Ask advertising industry and non-industry folk alike what makes for a great campaign and you’ll likely hear the same response – creativity. It’s something we can recognize and admire, like a sense of taste or style, but are not sure exactly where it comes from, how to replicate it for ourselves, or what about it specifically makes it work. And we struggle to confidently explain to others what aspects of creativity actually impact the bottom line for our companies.
Understanding creativity at a more nuanced level – and then finding it – is key to our marketing success. In an era where consumer attention is fleeting and pop culture amuses us continually, the task to design creative advertising campaigns that impact sales is more challenging than ever.
Not All Creativity is Equal
In a broad sense we know great client agency relationships exist because of their ability to bring creative thinking to market. But studies suggest there’s room to understand creativity in greater detail. In the early 2000s, Indiana University communications researcher Robert Smith and his colleagues set out to measure creativity using factors most relevant to an advertising context.

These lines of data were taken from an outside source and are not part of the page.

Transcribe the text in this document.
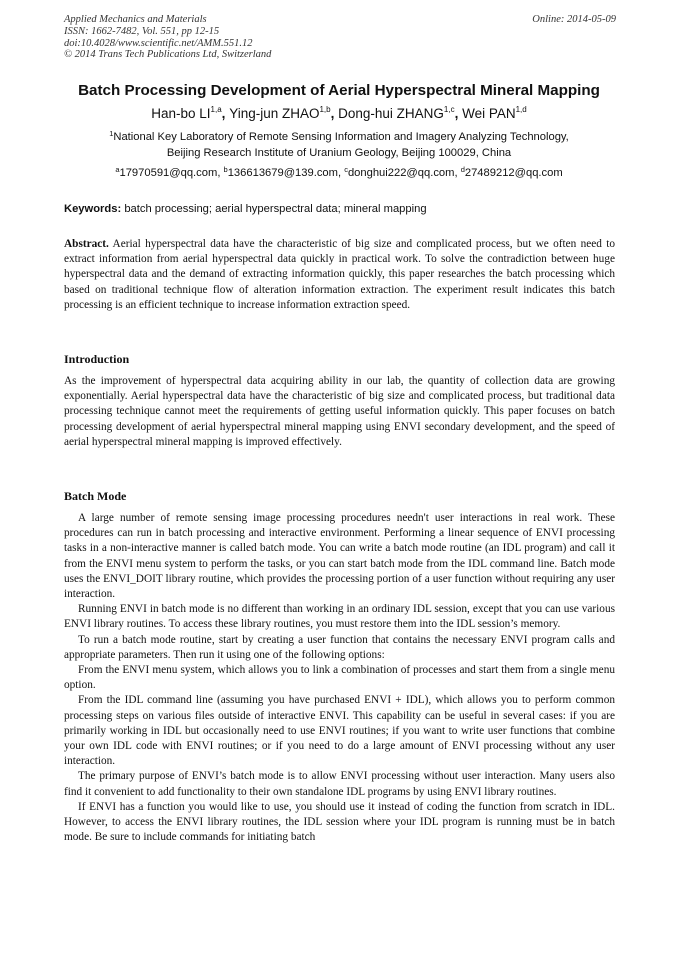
Applied Mechanics and Materials
ISSN: 1662-7482, Vol. 551, pp 12-15
doi:10.4028/www.scientific.net/AMM.551.12
© 2014 Trans Tech Publications Ltd, Switzerland
Online: 2014-05-09
Batch Processing Development of Aerial Hyperspectral Mineral Mapping
Han-bo LI$^{1,a}$, Ying-jun ZHAO$^{1,b}$, Dong-hui ZHANG$^{1,c}$, Wei PAN$^{1,d}$
$^1$National Key Laboratory of Remote Sensing Information and Imagery Analyzing Technology,
Beijing Research Institute of Uranium Geology, Beijing 100029, China
$^a$17970591@qq.com, $^b$136613679@139.com, $^c$donghui222@qq.com, $^d$27489212@qq.com
Keywords: batch processing; aerial hyperspectral data; mineral mapping

Abstract. Aerial hyperspectral data have the characteristic of big size and complicated process, but we often need to extract information from aerial hyperspectral data quickly in practical work. To solve the contradiction between huge hyperspectral data and the demand of extracting information quickly, this paper researches the batch processing which based on traditional technique flow of alteration information extraction. The experiment result indicates this batch processing is an efficient technique to increase information extraction speed.

Introduction

As the improvement of hyperspectral data acquiring ability in our lab, the quantity of collection data are growing exponentially. Aerial hyperspectral data have the characteristic of big size and complicated process, but traditional data processing technique cannot meet the requirements of getting useful information quickly. This paper focuses on batch processing development of aerial hyperspectral mineral mapping using ENVI secondary development, and the speed of aerial hyperspectral mineral mapping is improved effectively.

Batch Mode

A large number of remote sensing image processing procedures needn't user interactions in real work. These procedures can run in batch processing and interactive environment. Performing a linear sequence of ENVI processing tasks in a non-interactive manner is called batch mode. You can write a batch mode routine (an IDL program) and call it from the ENVI menu system to perform the tasks, or you can start batch mode from the IDL command line. Batch mode uses the ENVI_DOIT library routine, which provides the processing portion of a user function without requiring any user interaction.

Running ENVI in batch mode is no different than working in an ordinary IDL session, except that you can use various ENVI library routines. To access these library routines, you must restore them into the IDL session’s memory.

To run a batch mode routine, start by creating a user function that contains the necessary ENVI program calls and appropriate parameters. Then run it using one of the following options:

From the ENVI menu system, which allows you to link a combination of processes and start them from a single menu option.

From the IDL command line (assuming you have purchased ENVI + IDL), which allows you to perform common processing steps on various files outside of interactive ENVI. This capability can be useful in several cases: if you are primarily working in IDL but occasionally need to use ENVI routines; if you want to write user functions that combine your own IDL code with ENVI routines; or if you need to do a large amount of ENVI processing without any user interaction.

The primary purpose of ENVI’s batch mode is to allow ENVI processing without user interaction. Many users also find it convenient to add functionality to their own standalone IDL programs by using ENVI library routines.

If ENVI has a function you would like to use, you should use it instead of coding the function from scratch in IDL. However, to access the ENVI library routines, the IDL session where your IDL program is running must be in batch mode. Be sure to include commands for initiating batch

To start, let’s look at their top five measurable dimensions of creativity:
- Originality: elements that are surprising or that move away from the obvious
- Flexibility: smoothly links the product to a range of uses or multiple ideas
- Elaboration: ads that contain unexpected details so simple ideas become more intricate
- Synthesis: the blending or connecting normally unrelated objects or ideas
- Artistic Value: Aesthetically appealing verbal, visual or sound elements
A team lead by Werner Rienartz and Peter Saffert later used these 5 dimensions to compare an advertisement’s level of perceived creativity to its ability to impact sales. Not surprisingly is there a correlation – but some factors of creativity impact sales more than others.
Agencies tend to create ads high in originality and artistic value, but the research team found that ads using the magic combination of originality and elaboration showed almost double the impact on sales than the other dimensions.
Consider the campaign that was clear favorite of this year’s Super Bowl – Every Ad is a Tide Ad. This campaign series created by Saatchi and P&G featured David Harbour as he asked viewers to ponder one question: If every ad features clean clothes, isn’t it a Tide ad? The series featured Harbour interrupting advertising clichés and recognizable Super Bowl spots on behalf of the detergent. A surprising move away from the obvious? Check! The use of unexpected details to make a concept more intricate? Double check.
Perhaps it is an ad’s use of elaboration that determines its relevancy in today’s multi-channel media environment. The formula certainly translated for Tide; according to Talkwalker, an analytics firm, there were 163K mentions of the detergent during the game. Not too shabby.
Creativity born of Collaboration
Intricate and successfully orchestrated campaigns like Tide’s just can’t happen if client and agency are operating on different wavelengths. The campaign took months of preparation and represented a $15MM media buy on behalf of the brand. So how can other marketing leaders choose the right partners to replicate that kind of needle-moving magic?
Companies often churn through relationships with creative suppliers, continually seeking the magic answer as to where creativity relevant to their needs can come from. They are frustrated by agency behaviors in a few critical places to the point that it will undermine the constructive and affirming dynamic it takes to create extraordinary advertising campaign work together.
Marketing leaders also want to know how to inspire and extract it from creative resources consistently to produce the large volumes of creative work needed to compete in an era of continually produced content.
In response to the need to find a better way to find and work with creative partners, ROJEK pioneered a sourcing theory, and developed a proprietary methodology, to assess the organizational cultural fit between companies and their creative agencies. This approach articulates how cultural fit and shared core values improves collaborative team practices and positively impacts the overall creative work quality – and it works.
Is Creativity enough?
Once the fundamental compatibility of great client agency relationships is in place it takes a great deal of ongoing communication to continue to produce great work. And while creativity plays an important role in client satisfaction, it doesn’t actually rank at the top of the list.
In fact, according to Up to the Light’s 2017 ”What do Clients Want?” Report, ‘consistent, high quality creative work’ ranked third on the list of client expectations for agencies, behind the #2 – ‘challenge us’ and the very practical #1 – deliver work ‘on time and on budget’.
In addition, 87% of clients who had a weaker or more vulnerable relationship with their agency cited client service issues at the main reason. These show stoppers include being too slow to reveal problems, general sloppiness, poor communication, being overly defensive or stubborn, or failing to stick to the budget.
The lesson to be learned here is that an agency could be quite talented and capable of delivering sparks of pure creative genius – but overall relationship management and the ability deliver consistent high quality work is seen as more important to maintaining client agency relationships in the long run.
Yes – creativity will always be at the nucleus of what agencies can deliver to clients. It can’t be compromised or weighted down with the stumbles of poor communication or poor service quality. Finding and maintaining alignment in client agency relationships is importantly stage setting. With that in place, the hard work of creating ideas and advertising campaigns that captures the magic combination of elaboration and originality begins and if done well, makes the biggest difference on the bottom line.
It is this formula that leads to great work, happy clients and long-lasting partnerships, a clean sweep in our industry.